OutcomeRecord is a Java record. The compact constructor enforces: confidence in (0.0, 1.0], attestor pair (both null or both set together), actorType defaulting to AGENT when null, capabilityTag never null. The primary factory requires capabilityTag explicitly:

OutcomeRecord.of("quarkmind:strategy@v1", gameSessionId, "strategy", SOUND, 0.7)

GLOBAL-scoped attestations don’t reach TrustScoreCache. I wanted the compiler to enforce routing correctness, not leave it as a runtime footnote. ofGlobal() exists for intentional global writes. of() requires you to name the capability.

DefaultOutcomeRecorder is @DefaultBean @ApplicationScoped and deliberately NOT @Transactional. It delegates writes to OutcomeRecordSaveService, which is. The separation matters for a race condition that doesn’t exist yet but will when #115 ships: if the outer record() method were itself transactional, async CDI observers would fire before the transaction commits — reading uncommitted data. The separate @Transactional delegate commits when save() returns. The outer method resumes with committed writes. Post-commit hooks live in record() after saveService.save() — that’s the design seam for #115.

The thing the spec got wrong

“No migrations.” That was wrong. runtime/model/LedgerEntry is abstract — JOINED inheritance requires it — and OutcomeRecordSaveService.buildEntry() has to instantiate something concrete. Claude flagged this during planning: new LedgerEntry() won’t compile. We added PlainLedgerEntry@Entity @DiscriminatorValue("PLAIN"), empty body — and V1009__plain_ledger_entry.sql, a single-FK join table with no extra columns. One migration, five lines of SQL.

FlywayLocationContractTest had a hardcoded migration count of 9. The full suite saw

  1. One line fix. Everything else: 604 tests, 0 failures on the first full run.

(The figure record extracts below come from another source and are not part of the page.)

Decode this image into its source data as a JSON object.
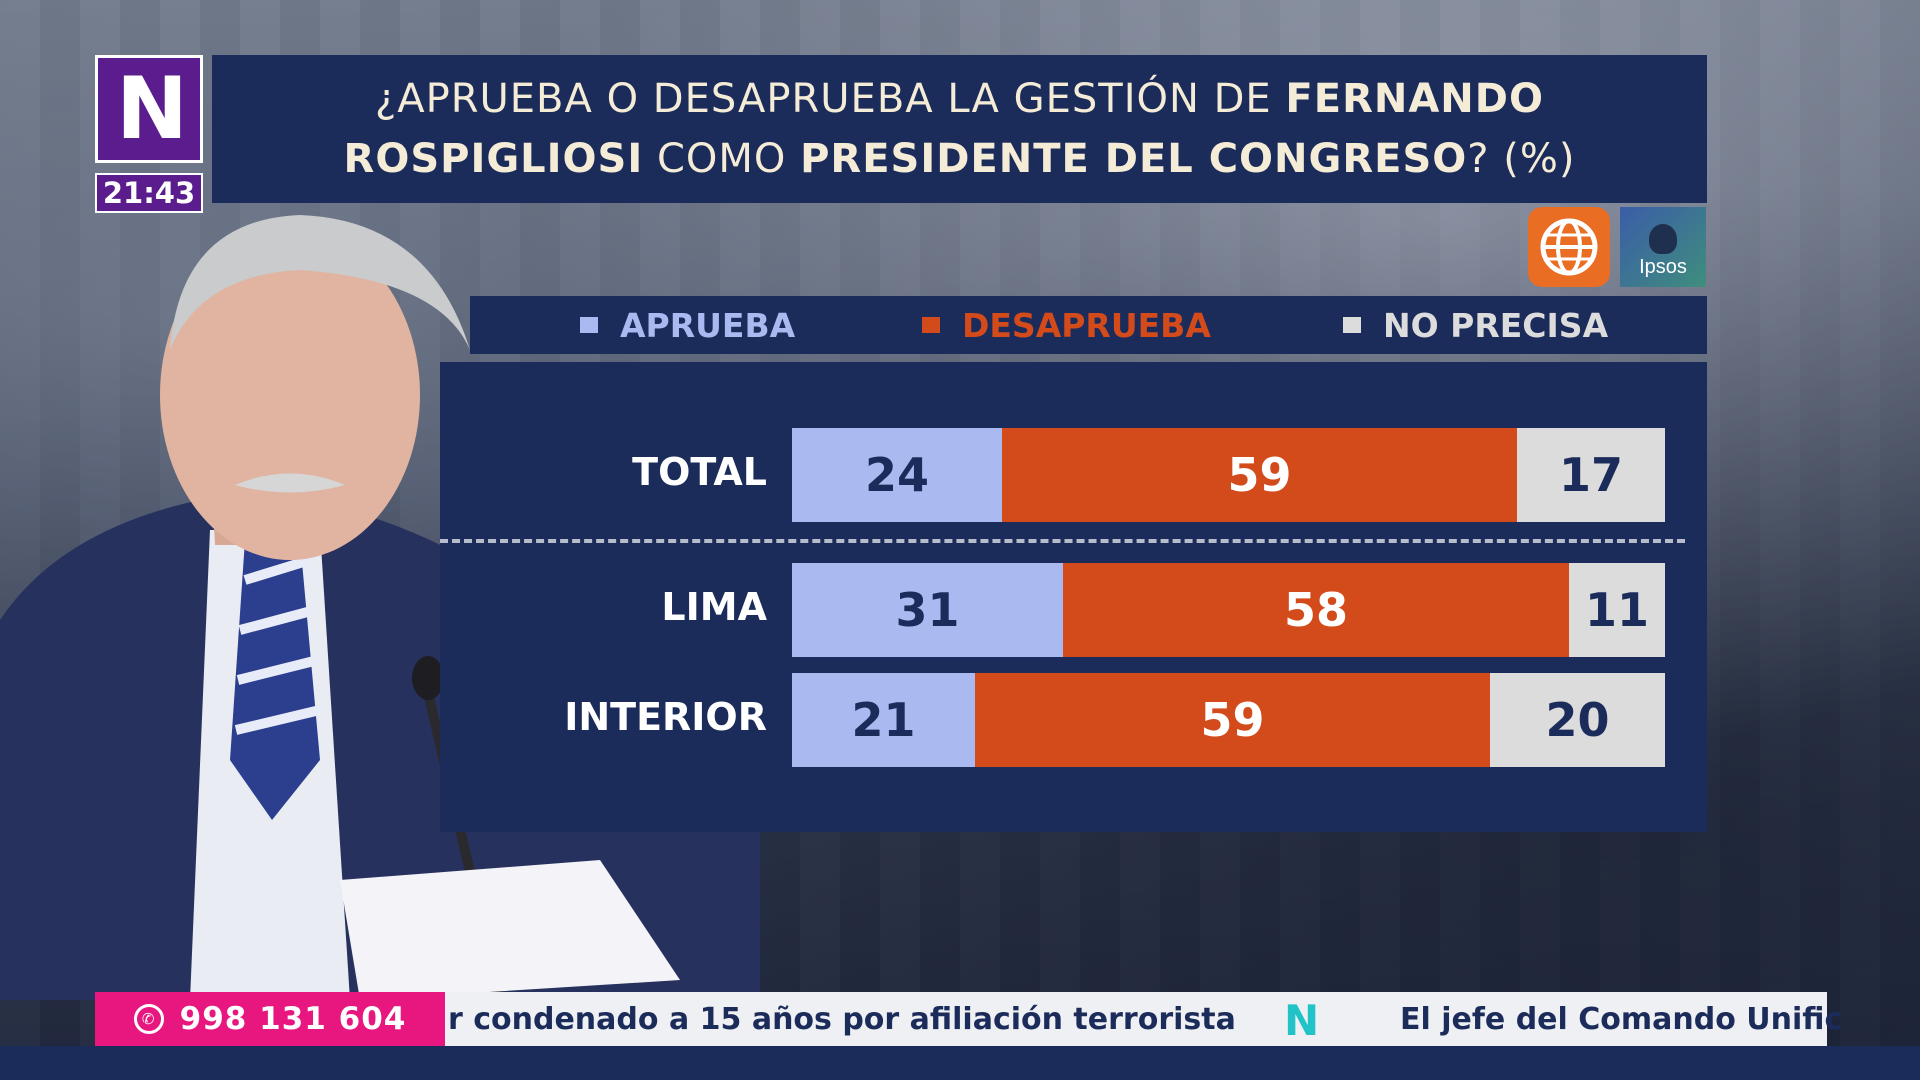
{
  "channel": {
    "logo_letter": "N",
    "clock": "21:43"
  },
  "title": {
    "line1_regular": "¿APRUEBA O DESAPRUEBA LA GESTIÓN DE ",
    "line1_bold": "FERNANDO",
    "line2_bold_a": "ROSPIGLIOSI",
    "line2_regular_a": " COMO ",
    "line2_bold_b": "PRESIDENTE DEL CONGRESO",
    "line2_regular_b": "? (%)"
  },
  "sources": {
    "globe_icon": "globe-icon",
    "ipsos_text": "Ipsos"
  },
  "colors": {
    "aprueba": "#aab9f0",
    "desaprueba": "#d34a1b",
    "no_precisa": "#dcdcdc",
    "panel": "#1c2c5a",
    "title_text": "#f4ecd6"
  },
  "chart_data": {
    "type": "bar",
    "orientation": "horizontal-stacked-100",
    "title": "¿APRUEBA O DESAPRUEBA LA GESTIÓN DE FERNANDO ROSPIGLIOSI COMO PRESIDENTE DEL CONGRESO? (%)",
    "categories": [
      "TOTAL",
      "LIMA",
      "INTERIOR"
    ],
    "series": [
      {
        "name": "APRUEBA",
        "values": [
          24,
          31,
          21
        ]
      },
      {
        "name": "DESAPRUEBA",
        "values": [
          59,
          58,
          59
        ]
      },
      {
        "name": "NO PRECISA",
        "values": [
          17,
          11,
          20
        ]
      }
    ],
    "xlim": [
      0,
      100
    ],
    "legend": "top",
    "separator_after": "TOTAL"
  },
  "ticker": {
    "phone": "998 131 604",
    "text_left": "r condenado a 15 años por afiliación terrorista",
    "text_right": "El jefe del Comando Unific",
    "separator_logo": "N"
  }
}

The config key that isn’t obvious

casehub.ledger.trust-score.routing-enabled=true is the critical one. TrustScoreRoutingPublisher.publish() checks that flag at its first line and returns early if it’s false. The cache never refreshes. The entire data flow doesn’t execute without it.

The capability tag mismatch is the other silent failure: write with GLOBAL, read with "strategy", every lookup returns empty, every plugin stays in BOOTSTRAP permanently. TrustScoreCache has a comment about this. It won’t stop anyone who isn’t reading the source.